Embora Valdelice Sena perceba que o mundo, os sujeitos, são construídos por pontos de vista que divergem e não se fazem único, deixa-se abalar pela perspectiva de seus irmãos, de uma cultura patriarcal que se impõe como vontade de verdade e que exclui a mulher do campo da produção, fazendo parecer algo anormal, quando esta ganha cena neste lugar. Valdelice Sena tem dois trabalhos publicados no livro produzido pela (CASPAL).

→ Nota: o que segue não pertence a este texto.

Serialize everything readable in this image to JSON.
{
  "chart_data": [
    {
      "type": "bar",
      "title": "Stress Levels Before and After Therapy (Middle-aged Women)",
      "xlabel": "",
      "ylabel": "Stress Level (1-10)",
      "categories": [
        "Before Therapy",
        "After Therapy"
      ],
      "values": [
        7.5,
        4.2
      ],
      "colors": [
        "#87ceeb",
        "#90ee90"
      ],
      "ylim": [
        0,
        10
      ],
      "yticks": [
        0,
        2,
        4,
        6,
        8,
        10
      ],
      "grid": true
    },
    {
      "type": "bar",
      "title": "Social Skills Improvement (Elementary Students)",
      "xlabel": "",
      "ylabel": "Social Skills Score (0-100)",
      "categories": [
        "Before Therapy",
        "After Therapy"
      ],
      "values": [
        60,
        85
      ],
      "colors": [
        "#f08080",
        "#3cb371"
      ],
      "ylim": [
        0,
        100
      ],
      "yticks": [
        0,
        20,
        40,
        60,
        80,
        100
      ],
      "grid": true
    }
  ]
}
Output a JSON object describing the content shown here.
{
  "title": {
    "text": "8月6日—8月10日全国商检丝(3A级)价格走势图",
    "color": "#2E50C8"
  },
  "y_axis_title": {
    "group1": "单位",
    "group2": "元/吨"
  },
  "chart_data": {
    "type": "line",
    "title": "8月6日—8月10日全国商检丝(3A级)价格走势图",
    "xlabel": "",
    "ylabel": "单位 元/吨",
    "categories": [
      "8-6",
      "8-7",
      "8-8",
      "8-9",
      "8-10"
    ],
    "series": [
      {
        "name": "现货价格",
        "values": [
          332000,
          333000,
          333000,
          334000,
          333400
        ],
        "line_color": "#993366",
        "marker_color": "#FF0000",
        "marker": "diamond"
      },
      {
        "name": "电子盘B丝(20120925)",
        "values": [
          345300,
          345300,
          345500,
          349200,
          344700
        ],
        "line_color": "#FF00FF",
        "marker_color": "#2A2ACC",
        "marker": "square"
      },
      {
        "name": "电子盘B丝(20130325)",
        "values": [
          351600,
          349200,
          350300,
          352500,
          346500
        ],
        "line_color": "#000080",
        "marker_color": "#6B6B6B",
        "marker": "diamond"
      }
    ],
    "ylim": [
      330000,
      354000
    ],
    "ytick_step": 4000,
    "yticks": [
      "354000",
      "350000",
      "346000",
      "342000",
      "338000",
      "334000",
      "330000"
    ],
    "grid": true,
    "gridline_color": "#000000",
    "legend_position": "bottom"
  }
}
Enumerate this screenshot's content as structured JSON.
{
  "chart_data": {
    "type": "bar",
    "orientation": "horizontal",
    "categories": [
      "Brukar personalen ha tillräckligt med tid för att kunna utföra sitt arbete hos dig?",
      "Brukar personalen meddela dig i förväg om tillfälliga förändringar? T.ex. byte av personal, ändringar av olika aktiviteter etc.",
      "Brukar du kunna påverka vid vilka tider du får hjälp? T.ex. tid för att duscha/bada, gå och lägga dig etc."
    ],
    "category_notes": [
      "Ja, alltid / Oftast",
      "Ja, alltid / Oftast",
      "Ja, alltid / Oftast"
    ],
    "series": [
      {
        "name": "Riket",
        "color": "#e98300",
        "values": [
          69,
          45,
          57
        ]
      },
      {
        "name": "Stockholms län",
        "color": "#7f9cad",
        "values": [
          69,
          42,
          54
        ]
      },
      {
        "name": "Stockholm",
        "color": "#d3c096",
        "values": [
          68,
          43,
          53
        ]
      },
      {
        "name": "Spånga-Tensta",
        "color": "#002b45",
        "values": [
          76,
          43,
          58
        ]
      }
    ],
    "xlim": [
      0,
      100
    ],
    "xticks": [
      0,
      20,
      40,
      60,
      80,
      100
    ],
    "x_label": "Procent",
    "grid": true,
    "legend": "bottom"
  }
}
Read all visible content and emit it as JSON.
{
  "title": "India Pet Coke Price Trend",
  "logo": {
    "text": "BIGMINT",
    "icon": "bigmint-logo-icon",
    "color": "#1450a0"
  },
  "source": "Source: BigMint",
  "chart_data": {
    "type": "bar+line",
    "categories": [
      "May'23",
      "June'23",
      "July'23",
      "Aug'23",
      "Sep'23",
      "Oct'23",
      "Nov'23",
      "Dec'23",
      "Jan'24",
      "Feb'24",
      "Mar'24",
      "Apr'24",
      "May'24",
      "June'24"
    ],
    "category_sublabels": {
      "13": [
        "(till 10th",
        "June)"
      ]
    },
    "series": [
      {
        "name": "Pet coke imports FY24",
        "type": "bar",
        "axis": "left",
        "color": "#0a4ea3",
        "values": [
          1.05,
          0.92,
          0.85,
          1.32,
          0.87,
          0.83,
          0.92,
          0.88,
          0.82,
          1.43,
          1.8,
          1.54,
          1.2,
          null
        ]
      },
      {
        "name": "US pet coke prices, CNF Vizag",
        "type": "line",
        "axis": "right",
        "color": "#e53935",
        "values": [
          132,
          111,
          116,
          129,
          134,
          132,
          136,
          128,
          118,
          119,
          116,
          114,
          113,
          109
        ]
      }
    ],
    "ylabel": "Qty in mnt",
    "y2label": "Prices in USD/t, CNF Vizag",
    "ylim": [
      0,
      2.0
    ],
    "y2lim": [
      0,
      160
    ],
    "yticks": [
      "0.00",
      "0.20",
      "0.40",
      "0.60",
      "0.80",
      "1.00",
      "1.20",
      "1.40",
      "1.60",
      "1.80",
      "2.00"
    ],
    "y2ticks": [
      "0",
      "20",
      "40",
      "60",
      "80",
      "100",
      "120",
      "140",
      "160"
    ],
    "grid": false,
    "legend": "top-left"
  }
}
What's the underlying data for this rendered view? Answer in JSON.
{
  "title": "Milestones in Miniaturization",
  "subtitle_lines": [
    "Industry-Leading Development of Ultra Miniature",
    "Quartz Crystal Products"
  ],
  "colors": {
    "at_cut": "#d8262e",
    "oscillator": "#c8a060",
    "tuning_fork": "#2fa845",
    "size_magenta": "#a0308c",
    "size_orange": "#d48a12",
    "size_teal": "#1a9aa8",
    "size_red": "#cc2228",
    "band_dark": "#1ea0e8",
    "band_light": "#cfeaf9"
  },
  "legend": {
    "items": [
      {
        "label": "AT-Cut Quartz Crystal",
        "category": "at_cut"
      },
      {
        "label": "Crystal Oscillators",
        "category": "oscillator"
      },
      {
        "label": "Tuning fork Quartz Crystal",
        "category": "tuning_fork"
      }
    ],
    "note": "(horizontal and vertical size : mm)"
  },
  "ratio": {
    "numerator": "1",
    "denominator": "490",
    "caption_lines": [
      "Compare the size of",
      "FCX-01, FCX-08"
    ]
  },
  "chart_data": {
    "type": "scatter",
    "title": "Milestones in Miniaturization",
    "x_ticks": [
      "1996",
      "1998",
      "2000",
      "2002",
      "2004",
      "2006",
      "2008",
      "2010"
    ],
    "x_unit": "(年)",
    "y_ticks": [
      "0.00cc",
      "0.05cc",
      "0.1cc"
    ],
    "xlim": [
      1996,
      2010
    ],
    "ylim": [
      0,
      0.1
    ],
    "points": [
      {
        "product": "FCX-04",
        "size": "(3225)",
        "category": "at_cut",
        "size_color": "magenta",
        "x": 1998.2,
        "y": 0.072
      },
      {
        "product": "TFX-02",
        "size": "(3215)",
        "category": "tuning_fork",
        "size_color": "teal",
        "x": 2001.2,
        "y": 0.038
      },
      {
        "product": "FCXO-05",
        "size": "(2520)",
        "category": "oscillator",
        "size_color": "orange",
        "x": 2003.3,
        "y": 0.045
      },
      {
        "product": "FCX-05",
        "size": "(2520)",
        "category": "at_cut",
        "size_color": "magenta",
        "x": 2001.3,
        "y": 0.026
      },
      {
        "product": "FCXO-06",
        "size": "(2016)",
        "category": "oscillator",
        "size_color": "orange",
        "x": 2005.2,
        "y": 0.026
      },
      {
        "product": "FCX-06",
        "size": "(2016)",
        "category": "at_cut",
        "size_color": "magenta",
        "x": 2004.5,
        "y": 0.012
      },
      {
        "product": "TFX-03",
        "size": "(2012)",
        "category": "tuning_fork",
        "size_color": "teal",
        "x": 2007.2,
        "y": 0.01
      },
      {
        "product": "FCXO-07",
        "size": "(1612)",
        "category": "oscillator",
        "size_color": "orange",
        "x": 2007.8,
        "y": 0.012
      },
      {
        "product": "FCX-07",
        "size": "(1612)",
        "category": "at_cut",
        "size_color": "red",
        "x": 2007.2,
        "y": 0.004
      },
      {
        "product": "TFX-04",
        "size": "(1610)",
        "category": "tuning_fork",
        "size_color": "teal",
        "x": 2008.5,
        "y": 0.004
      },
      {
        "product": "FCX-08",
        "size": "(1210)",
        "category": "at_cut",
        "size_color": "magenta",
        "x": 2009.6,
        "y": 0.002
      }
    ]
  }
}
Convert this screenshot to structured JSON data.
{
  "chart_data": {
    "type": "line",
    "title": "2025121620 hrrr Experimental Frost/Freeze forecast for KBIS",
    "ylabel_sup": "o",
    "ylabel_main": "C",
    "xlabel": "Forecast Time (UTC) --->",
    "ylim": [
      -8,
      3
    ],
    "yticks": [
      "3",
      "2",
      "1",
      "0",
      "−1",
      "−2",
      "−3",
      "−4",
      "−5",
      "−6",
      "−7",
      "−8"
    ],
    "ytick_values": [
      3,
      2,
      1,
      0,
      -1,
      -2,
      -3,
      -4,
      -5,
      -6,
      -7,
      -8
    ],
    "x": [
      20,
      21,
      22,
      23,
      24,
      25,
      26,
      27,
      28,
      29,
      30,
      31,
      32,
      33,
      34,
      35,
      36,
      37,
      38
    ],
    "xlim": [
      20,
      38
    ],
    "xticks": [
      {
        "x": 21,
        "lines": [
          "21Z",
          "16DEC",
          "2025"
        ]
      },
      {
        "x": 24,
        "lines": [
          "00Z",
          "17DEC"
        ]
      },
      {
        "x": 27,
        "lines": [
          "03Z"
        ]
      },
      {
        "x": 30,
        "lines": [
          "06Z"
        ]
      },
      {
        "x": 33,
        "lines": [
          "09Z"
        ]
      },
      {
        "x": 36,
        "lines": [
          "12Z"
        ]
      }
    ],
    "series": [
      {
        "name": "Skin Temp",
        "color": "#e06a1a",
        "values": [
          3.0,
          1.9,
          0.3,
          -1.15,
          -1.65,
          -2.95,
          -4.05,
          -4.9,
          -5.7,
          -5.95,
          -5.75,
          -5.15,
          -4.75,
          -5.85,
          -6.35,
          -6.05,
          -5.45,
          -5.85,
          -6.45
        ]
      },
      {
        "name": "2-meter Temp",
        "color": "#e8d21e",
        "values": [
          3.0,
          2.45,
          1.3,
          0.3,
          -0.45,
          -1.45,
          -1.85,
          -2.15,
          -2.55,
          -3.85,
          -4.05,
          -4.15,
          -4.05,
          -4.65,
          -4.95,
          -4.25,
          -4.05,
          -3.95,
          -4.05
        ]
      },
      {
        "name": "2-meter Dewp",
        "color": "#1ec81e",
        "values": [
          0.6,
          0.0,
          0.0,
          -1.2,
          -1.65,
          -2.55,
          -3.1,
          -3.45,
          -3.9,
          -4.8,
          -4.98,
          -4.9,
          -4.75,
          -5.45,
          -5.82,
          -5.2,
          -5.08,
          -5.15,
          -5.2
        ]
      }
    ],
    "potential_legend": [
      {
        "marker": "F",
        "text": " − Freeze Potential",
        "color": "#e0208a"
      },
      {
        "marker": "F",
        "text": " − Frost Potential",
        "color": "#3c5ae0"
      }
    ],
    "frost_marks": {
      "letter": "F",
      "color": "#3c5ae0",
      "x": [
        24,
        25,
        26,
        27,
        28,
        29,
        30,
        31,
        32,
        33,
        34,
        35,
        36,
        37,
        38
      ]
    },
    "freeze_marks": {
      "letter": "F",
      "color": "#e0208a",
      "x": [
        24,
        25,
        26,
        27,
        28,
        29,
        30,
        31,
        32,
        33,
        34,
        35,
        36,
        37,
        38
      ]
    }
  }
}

Diante de todas as dificuldades encontradas por Valdelice ela ainda conserva um sonho: “[...] eu tenho mais ou menos uns 100 trabalhos, mais ou menos guardados, e espero um dia sair do papel e espero que alguém um dia dê valor ao meu trabalho, porque é muito difícil.” Aqui também já encontramos um vestígio da importância que pode ter uma organização como a CASPAL no apoio a produção da escrita feminina. Continuando a rastrear os modos de produção dessas mulheres e suas dificuldades percebemos que estas surgem na infância quando lhes é negado o direito de estudar. Assim aconteceu, dentre outras, com a escritora Luzia Senna, que, mesmo sendo sua mãe professora da região onde morava, aos seis anos de idade, foi proibida de estudar, pois a turma era multisseriada, contendo alunos com mais de vinte anos de idade. Assim, como tinha o sonho de ser professora aprendeu a ler e escrever sozinha, observando as aulas que sua mãe dava. Na falta de caderno escrevia na folha de palma, uma planta conhecida na região sertaneja que morava. Era tudo escondido, foi quando seu pai a colocou em uma escola. Eis o seu relato: Em Alegrete tinha uma única escola. Papai botou todos. Eu já estava com nove anos. Estudei a primeira serie, mas aí pronto, foi só essa. Meu pai não deixou. Pronto, já sabe ler e escrever, não precisa mais. Aí eu dizia: ah pai, eu quero é ser professora! Aí eu recebia muitos gritos: filha de pobre que sabe assinar o nome e escrever alguma coisa já tá bom demais! (Luzia Senna).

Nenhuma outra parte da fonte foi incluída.